The influence of acidic and alkaline precursors on PtRu/C catalyst performance for a direct methanol fuel cell

This research aims to increase the activity of platinum–ruthenium alloy (PtRu/C) catalysts for methanol electrooxidation. The direct methanol fuel cell (DMFC) anodic PtRu/C catalysts were prepared from acidic and alkaline Pt(NH3)2(NO2)2 solutions as Pt precursors, respectively, and with the same acidic Ru compound but without Cl− ion as the Ru precursor by thermal reduction. The phase structures, lattice parameters, particle sizes, alloy composition, distribution, and the morphology of reduced catalysts were determined by means of X-ray diffraction (XRD), energy-dispersive analysis of X-ray (EDAX), and high-resolution transmission electron microscopy (TEM).
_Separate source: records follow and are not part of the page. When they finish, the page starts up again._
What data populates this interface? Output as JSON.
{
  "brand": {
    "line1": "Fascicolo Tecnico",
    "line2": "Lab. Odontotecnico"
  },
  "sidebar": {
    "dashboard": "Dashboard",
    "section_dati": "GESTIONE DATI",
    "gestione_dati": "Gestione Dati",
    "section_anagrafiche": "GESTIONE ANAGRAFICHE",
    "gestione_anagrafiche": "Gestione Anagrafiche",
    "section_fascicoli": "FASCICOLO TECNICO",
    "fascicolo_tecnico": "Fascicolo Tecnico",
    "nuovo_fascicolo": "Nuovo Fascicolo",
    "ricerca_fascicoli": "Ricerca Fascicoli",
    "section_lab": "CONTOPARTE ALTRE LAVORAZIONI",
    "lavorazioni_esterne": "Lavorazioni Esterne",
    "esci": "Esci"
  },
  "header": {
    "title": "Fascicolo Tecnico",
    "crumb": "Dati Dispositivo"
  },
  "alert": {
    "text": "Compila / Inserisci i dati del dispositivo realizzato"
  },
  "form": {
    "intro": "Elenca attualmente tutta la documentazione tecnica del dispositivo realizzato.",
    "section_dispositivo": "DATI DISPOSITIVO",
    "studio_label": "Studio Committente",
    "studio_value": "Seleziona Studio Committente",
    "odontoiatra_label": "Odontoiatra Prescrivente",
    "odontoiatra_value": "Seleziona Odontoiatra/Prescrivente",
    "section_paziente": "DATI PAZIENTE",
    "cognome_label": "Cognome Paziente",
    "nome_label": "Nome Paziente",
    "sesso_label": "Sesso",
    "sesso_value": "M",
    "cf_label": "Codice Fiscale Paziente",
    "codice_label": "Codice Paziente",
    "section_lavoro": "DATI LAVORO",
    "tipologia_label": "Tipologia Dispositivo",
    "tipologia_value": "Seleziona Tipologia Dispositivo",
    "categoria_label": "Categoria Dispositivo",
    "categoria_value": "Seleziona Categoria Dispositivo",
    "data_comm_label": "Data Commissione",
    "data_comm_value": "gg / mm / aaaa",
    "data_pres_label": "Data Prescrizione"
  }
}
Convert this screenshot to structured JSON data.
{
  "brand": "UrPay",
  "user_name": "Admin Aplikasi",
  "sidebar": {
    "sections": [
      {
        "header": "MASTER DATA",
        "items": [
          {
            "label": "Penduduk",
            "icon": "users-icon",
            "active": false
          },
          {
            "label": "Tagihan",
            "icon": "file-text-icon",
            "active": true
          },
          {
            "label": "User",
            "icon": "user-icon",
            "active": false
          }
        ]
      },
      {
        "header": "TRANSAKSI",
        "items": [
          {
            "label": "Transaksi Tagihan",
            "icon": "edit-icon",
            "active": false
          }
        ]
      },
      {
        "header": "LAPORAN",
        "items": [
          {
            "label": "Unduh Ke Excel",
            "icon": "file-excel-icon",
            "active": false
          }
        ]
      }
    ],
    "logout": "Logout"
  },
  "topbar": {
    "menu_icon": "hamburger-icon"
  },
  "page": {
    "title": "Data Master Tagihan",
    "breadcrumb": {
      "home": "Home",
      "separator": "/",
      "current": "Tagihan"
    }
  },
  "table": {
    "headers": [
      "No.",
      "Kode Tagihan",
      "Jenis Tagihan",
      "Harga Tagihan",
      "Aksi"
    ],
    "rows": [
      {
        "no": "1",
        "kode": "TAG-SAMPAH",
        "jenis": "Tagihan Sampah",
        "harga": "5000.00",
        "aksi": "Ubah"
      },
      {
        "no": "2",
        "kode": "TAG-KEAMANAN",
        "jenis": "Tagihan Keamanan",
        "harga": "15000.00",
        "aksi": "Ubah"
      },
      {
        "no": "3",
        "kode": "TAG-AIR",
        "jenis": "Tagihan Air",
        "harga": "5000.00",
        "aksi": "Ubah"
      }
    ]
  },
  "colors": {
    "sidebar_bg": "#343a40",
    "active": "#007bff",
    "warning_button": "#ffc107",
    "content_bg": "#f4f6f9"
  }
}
It was found that the XRD patterns of the two catalysts showed Pt reflections for a face centered cubic (fcc) crystalline alloy structure. The catalyst prepared from the acidic Pt(NH3)2(NO2)2 as a precursor has a more homogeneous distribution of PtRu metal particles on carbon. Its size is relatively small, about 3.7 nm. Its chemical composition is quite similar to theoretical value of 1:1 (Pt:Ru). The catalyst prepared from the alkaline Pt(NH3)2(NO2)2 as a precursor has an uneven distribution of PtRu particles on carbon and its size is relatively large, and the chemical composition of Pt and Ru was 6:4. The performance was tested using a glassy carbon working electrode by cyclic voltammetry (CV) and chronoamperometric curves in a solution of 0.5 mol L−1 CH3OH and 0.5 mol L−1 H2SO4 at 25 °C. The electrocatalytic activity of the PtRu/C catalyst prepared from the acidic Pt(NH3)2(NO2)2 as a precursor was the higher for methanol electrooxidation than that of catalyst from the alkaline source. The peak current density from the CV plot was 11.5 mA cm−2.